これは計算してるんじゃないんですかね。本棚.orgだと類似本棚で検索できます。検索に限らず、最近は他人の行為がネット上でバレバレですから、面白いことも怖いこともできますね〜
2006年05月15日
17:05
安斎利洋
あ、そうなんですか?
すると「あなた」が違うと、違う本を薦めてくるんでしょうか。僕はあんまりamazonで買ってないせいかな。あんまり自分っぽい結果は返ってこない。

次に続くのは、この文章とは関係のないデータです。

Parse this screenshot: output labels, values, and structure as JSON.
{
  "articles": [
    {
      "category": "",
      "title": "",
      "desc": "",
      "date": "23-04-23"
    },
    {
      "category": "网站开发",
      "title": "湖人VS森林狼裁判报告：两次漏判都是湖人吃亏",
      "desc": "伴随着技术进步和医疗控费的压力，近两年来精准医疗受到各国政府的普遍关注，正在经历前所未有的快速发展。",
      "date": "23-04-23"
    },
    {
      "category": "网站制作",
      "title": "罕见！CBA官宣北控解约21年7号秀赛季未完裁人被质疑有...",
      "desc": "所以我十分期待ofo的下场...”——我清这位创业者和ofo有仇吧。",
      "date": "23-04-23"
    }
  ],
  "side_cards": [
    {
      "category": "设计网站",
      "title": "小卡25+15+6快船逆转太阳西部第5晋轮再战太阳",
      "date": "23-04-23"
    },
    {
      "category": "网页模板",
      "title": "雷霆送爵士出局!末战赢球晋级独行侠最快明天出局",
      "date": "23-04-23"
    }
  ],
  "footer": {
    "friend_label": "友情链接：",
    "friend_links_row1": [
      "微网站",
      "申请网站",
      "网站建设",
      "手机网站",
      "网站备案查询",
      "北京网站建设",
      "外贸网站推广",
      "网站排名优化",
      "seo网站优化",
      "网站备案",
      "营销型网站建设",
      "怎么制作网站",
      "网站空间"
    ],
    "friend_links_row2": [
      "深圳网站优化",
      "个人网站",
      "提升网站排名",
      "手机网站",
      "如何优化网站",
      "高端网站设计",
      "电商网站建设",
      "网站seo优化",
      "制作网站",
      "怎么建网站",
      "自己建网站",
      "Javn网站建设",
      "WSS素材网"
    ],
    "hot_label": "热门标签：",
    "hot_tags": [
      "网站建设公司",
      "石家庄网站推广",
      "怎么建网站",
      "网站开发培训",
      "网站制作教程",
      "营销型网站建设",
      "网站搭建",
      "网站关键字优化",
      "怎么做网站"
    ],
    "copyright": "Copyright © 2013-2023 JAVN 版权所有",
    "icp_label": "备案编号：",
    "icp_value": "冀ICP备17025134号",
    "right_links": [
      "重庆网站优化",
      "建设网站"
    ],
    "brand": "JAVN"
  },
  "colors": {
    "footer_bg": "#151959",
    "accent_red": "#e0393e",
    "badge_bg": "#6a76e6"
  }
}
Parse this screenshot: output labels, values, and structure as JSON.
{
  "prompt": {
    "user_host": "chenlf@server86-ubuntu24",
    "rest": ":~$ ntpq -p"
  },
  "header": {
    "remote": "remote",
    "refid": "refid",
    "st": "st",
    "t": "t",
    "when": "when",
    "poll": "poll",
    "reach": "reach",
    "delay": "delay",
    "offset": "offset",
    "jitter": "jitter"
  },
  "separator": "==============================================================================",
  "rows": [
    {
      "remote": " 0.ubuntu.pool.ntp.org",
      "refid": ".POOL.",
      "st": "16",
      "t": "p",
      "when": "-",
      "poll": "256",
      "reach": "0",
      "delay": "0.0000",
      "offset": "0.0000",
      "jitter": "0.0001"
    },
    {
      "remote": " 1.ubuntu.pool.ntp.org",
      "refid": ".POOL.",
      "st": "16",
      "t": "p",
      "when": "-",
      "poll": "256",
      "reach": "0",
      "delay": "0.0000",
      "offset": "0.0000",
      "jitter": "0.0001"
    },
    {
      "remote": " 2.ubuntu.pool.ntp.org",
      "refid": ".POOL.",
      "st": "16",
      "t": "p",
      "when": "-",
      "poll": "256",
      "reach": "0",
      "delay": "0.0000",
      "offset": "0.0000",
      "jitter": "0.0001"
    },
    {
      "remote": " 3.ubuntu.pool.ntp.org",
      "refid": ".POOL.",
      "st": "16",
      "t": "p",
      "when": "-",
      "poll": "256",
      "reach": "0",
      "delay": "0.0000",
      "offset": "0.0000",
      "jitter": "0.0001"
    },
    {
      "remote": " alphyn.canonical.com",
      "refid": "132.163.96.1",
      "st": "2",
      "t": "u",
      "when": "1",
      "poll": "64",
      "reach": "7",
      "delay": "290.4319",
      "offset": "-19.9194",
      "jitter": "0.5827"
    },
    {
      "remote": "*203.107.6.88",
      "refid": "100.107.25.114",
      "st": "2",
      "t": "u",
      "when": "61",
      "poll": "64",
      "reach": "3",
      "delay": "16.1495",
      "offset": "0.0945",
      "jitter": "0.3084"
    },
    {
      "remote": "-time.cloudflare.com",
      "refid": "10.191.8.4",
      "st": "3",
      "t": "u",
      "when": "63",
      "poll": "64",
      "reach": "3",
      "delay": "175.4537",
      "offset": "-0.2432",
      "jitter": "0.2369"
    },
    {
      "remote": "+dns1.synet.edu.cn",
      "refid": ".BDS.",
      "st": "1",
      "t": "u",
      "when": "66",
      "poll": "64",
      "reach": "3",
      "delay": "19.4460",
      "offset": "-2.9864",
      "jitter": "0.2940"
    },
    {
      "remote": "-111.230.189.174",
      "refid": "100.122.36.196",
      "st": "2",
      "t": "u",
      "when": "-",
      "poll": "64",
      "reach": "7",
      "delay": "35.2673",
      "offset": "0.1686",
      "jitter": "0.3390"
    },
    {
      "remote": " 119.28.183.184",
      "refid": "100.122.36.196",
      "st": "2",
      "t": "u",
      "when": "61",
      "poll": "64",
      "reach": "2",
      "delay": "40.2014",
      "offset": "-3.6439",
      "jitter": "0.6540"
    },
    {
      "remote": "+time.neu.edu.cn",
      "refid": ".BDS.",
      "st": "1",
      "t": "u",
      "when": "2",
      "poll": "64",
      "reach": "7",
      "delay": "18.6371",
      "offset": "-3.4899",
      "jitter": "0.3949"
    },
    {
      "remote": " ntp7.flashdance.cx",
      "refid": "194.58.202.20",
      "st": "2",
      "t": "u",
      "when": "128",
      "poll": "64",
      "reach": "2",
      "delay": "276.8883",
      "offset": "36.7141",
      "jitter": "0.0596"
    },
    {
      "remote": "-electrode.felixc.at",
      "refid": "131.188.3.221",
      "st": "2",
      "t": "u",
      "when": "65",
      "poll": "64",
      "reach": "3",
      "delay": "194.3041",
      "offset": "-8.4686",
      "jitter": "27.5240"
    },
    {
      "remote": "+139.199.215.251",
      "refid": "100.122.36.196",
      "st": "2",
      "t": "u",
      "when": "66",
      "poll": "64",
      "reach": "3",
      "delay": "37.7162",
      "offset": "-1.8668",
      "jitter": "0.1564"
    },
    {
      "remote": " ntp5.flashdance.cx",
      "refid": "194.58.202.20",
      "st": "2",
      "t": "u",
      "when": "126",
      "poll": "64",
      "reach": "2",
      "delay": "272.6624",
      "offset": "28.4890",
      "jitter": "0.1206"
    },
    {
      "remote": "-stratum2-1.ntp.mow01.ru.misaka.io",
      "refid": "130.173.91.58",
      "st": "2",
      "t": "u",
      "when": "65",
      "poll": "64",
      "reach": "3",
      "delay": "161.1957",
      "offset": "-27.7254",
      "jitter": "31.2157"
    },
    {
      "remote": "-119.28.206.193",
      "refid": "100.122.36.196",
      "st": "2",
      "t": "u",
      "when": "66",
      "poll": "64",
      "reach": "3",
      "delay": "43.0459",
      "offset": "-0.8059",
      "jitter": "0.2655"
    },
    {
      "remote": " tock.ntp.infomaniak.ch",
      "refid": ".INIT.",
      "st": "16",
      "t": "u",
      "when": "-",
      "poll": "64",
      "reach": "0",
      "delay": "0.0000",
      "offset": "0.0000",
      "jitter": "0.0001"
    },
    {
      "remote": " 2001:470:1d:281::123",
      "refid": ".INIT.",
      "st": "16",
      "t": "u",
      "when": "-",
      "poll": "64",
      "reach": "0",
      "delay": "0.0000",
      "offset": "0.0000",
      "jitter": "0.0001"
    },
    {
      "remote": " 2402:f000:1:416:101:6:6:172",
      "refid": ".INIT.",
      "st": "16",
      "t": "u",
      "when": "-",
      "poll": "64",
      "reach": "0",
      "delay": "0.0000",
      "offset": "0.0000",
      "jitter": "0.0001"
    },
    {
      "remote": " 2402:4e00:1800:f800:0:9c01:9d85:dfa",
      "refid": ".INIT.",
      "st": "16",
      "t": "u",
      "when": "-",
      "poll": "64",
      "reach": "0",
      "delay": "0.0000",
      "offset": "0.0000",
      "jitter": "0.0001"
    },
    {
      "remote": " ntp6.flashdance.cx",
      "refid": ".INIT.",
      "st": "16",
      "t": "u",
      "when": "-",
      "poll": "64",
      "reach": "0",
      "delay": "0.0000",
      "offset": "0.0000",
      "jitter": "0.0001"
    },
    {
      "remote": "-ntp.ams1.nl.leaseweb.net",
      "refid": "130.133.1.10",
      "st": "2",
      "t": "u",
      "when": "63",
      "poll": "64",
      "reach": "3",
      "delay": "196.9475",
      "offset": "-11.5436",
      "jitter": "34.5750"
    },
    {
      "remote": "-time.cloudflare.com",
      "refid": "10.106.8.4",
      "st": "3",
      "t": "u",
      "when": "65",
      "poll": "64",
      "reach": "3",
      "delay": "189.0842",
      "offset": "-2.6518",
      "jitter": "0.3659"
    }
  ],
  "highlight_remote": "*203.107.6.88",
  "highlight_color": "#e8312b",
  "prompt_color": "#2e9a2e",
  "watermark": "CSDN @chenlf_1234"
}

本棚orgの類似本棚は、かなりイメージが近いと思います。自分で入力した本の一覧のかわりに、検索行為(検索キー→クリックサイトの組み合わせ)の履歴が計算対象になればいい。
2006年05月15日
17:58
安斎利洋
いま、amazonにサインインしてマイページ出てくる推薦本は、

ウェブ進化論 本当の大変化はこれから始まる
梅田 望夫 (著)

ザ・サーチ グーグルが世界を変えた
ジョン・バッテル (著), 中谷 和男 (翻訳)

「へんな会社」のつくり方
近藤 淳也 (著)

もしこれが僕の行為と誰かのマッチングだとしたら、僕の異端度はゼロですね。マーキングが足りない?
2006年05月15日
18:49
はらこ
マイページの推薦本はどうも直近に調べた本に依存しているようです。ちなみに私の場合は

ジュニア・アンカー英和・和英辞典 英単語表つき
羽鳥 博愛 (編集)

スーパー・アンカー英和辞典
山岸 勝栄 (編集)

20世紀言語学入門―現代思想の原点
加賀野井 秀一 (著)

です。この本をチェックしたのが原因らしい…

英語にも主語はなかった 日本語文法から言語千年史へ
金谷 武洋 (著)

ちなみにマイストアの方の上位3点は…

GPU Gems 2 日本語版 ハイパフォーマンス グラフィックスとGPGPUのためのプログラミング テクニック
Matt Pharr (編さん)

ゲーム開発のための数学・物理学入門 Beginning Math and Physics for Game Programmers
Wendy Stahler

Game Programming Gems 4 日本語版
Andrew Kirmse (編さん),

ゲーム開発は滅多にやらないんですが…何故だろう?
2006年05月15日
21:12
安斎利洋
大富豪家さん、本棚と類似本棚のモデルをamazonに売り込んだら? 超富豪家になれるかも。
2006年05月16日
00:53
安斎利洋
僕は、協調フィルタリングをちょっと誤解していたかもしれません。結局、僕の言ってることはレトリックの問題で、同じことを言ってますね。
ってことは、アマゾンの中で異端のクラスタができているんでしょうか。
2006年05月16日
20:25
安斎利洋
恥ずかしいことに、僕はamazonのレコメンドなどでやっている協調フィルタリングは、グローバルな情報を組織するだけだと思っていました。佐々木さんや富豪家さんに指摘されなかったら、ずっとそう思っていたかも。そうじゃなくて、ユーザーごとに自分のローカルなビューを見せてくれるんですね。
弁解っぽいけれど、なんでそう思っていたかというと、そこに個人に結びついた心的なオブジェクトがないからだと思う。ヘンな趣味の人の群れの近くに自分がいる、という感覚をamazonから得られたら、すごいと思うんだけど。
2006年05月22日
23:06
にしの
ここもまた後出しですみません。

結論からすると、amazonなどの手法は多分、安斎さんのもとめるローカリティーには達しておらず、冒頭の1と2を組み合わせただけで、3にはなってないと思います。つまり、衆愚的空間を個人対応して検索はしているけれど、個人が個人によって位置付けられる空間は生成されていない、ということです。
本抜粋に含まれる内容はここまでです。